What is SLS 3D Printing?
Selective Laser Sintering (SLS) is a 3D printing methodology that works by using a laser to melt and fuse powdered raw materials into solid objects.
Printers designed for SLS printing have four major parts – a build platform, a powder delivery piston, a leveling roller, and a laser. The build platform, which starts at the top of its tube, and the powder delivery piston, which begins at the bottom, are situated on either side of a metal column. The powder for printing, which can range from plastic, to metal, to silicates, rests on the powder delivery piston.
To start the printing process, the leveling roller pushes a thin layer of powder onto the build platform. The laser then pulses down on the platform and heats the powder. There are a variety of temperatures the laser is capable of; it either heats the powder above its melting point or below its melting point. Heating the powder causes it to fuse together and form a solid layer. After the laser finishes sintering the powder, the build platform drops by about .1mm, and the powder delivery piston rises slightly. The leveling roller once again pushes the powder onto the build platform, creating a new thin layer. The laser sinters another layer onto the previous layer, and the process repeats. When the object is completed, users must allow it to cool before removing it.
SLS 3D Printing in Practice
Unlike FDM and SLA, SLS uses powdered materials, and the object doesn’t require supports while it’s being printed. Furthermore, SLS has the widest range of materials available for use because it works with powders. Complex geometric shapes are fairly simple to build with SLS, but object may occasionally have extra fused materials that hinder the printer’s accuracy. Another factor affecting the printer’s accuracy is the complexity involved in finding the laser’s proper temperature. The finished product is typically porous and rough, so they often need to be coated or sanded to achieve a smooth finish.

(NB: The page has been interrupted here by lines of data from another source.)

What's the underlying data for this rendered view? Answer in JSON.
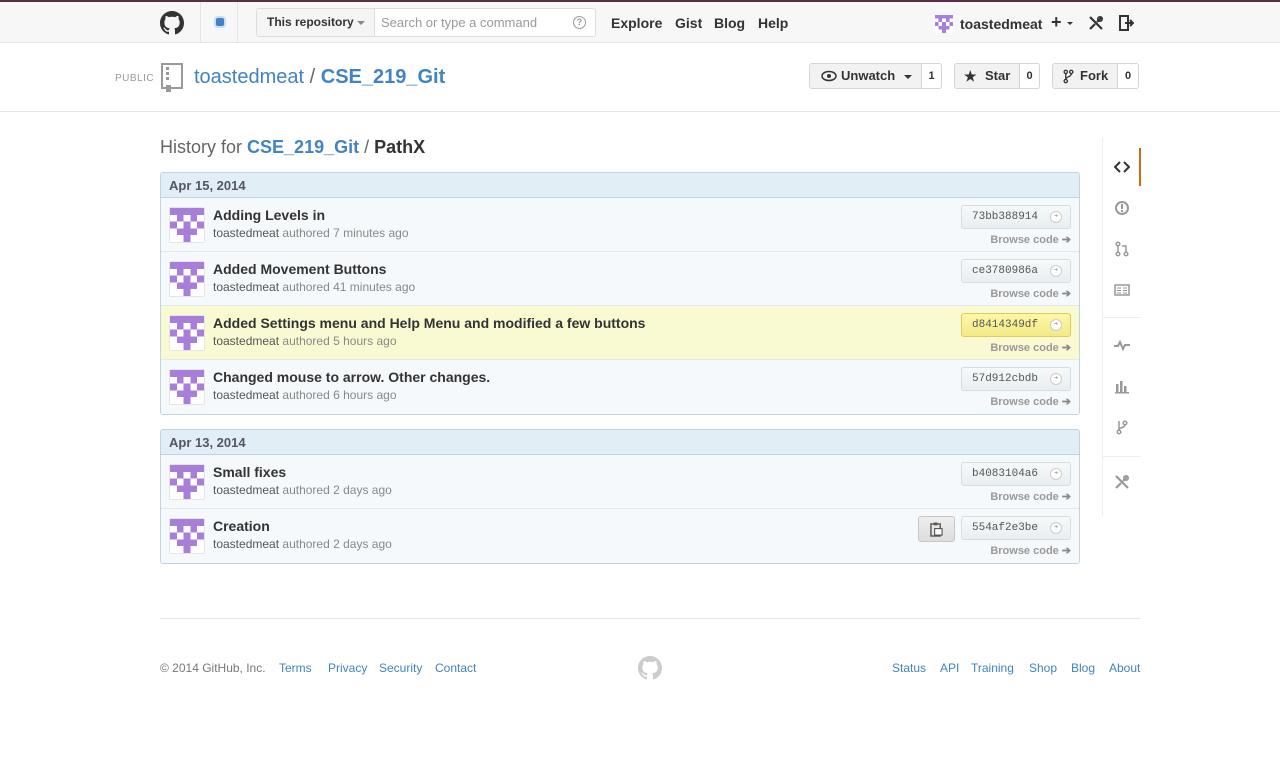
{
  "header": {
    "search_scope": "This repository",
    "search_placeholder": "Search or type a command",
    "help_symbol": "?",
    "nav": [
      "Explore",
      "Gist",
      "Blog",
      "Help"
    ],
    "username": "toastedmeat",
    "plus_label": "+"
  },
  "repo": {
    "visibility": "PUBLIC",
    "owner": "toastedmeat",
    "separator": "/",
    "name": "CSE_219_Git",
    "watch_label": "Unwatch",
    "watch_count": "1",
    "star_label": "Star",
    "star_count": "0",
    "fork_label": "Fork",
    "fork_count": "0"
  },
  "page": {
    "history_prefix": "History for",
    "repo_crumb": "CSE_219_Git",
    "separator": "/",
    "path": "PathX"
  },
  "commit_groups": [
    {
      "date": "Apr 15, 2014",
      "commits": [
        {
          "message": "Adding Levels in",
          "author": "toastedmeat",
          "authored": "authored",
          "time": "7 minutes ago",
          "sha": "73bb388914",
          "browse": "Browse code"
        },
        {
          "message": "Added Movement Buttons",
          "author": "toastedmeat",
          "authored": "authored",
          "time": "41 minutes ago",
          "sha": "ce3780986a",
          "browse": "Browse code"
        },
        {
          "message": "Added Settings menu and Help Menu and modified a few buttons",
          "author": "toastedmeat",
          "authored": "authored",
          "time": "5 hours ago",
          "sha": "d8414349df",
          "browse": "Browse code",
          "highlighted": true
        },
        {
          "message": "Changed mouse to arrow. Other changes.",
          "author": "toastedmeat",
          "authored": "authored",
          "time": "6 hours ago",
          "sha": "57d912cbdb",
          "browse": "Browse code"
        }
      ]
    },
    {
      "date": "Apr 13, 2014",
      "commits": [
        {
          "message": "Small fixes",
          "author": "toastedmeat",
          "authored": "authored",
          "time": "2 days ago",
          "sha": "b4083104a6",
          "browse": "Browse code"
        },
        {
          "message": "Creation",
          "author": "toastedmeat",
          "authored": "authored",
          "time": "2 days ago",
          "sha": "554af2e3be",
          "browse": "Browse code",
          "show_clipboard": true
        }
      ]
    }
  ],
  "sidebar": {
    "items": [
      "code-icon",
      "issues-icon",
      "pull-requests-icon",
      "wiki-icon",
      "pulse-icon",
      "graphs-icon",
      "network-icon",
      "settings-icon"
    ]
  },
  "footer": {
    "copyright": "© 2014 GitHub, Inc.",
    "left_links": [
      "Terms",
      "Privacy",
      "Security",
      "Contact"
    ],
    "right_links": [
      "Status",
      "API",
      "Training",
      "Shop",
      "Blog",
      "About"
    ]
  },
  "colors": {
    "link": "#4183c4",
    "highlight_row": "#fafad2",
    "group_header": "#e1eef5",
    "avatar": "#a87fd8",
    "sidebar_active": "#d26911"
  }
}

SLS is best used in industries that only need to print a few customized objects in high quality materials. Products like dental retainers, prosthetics, and hearing aids are sometimes produced using SLS. The aerospace industry also uses SLS to create fine, delicate prototypes. Because of the inherently dangerous, messy technique of SLS printing, there are currently no desktop printers available for purchase, but there are plans to bring SLS printing to consumers soon.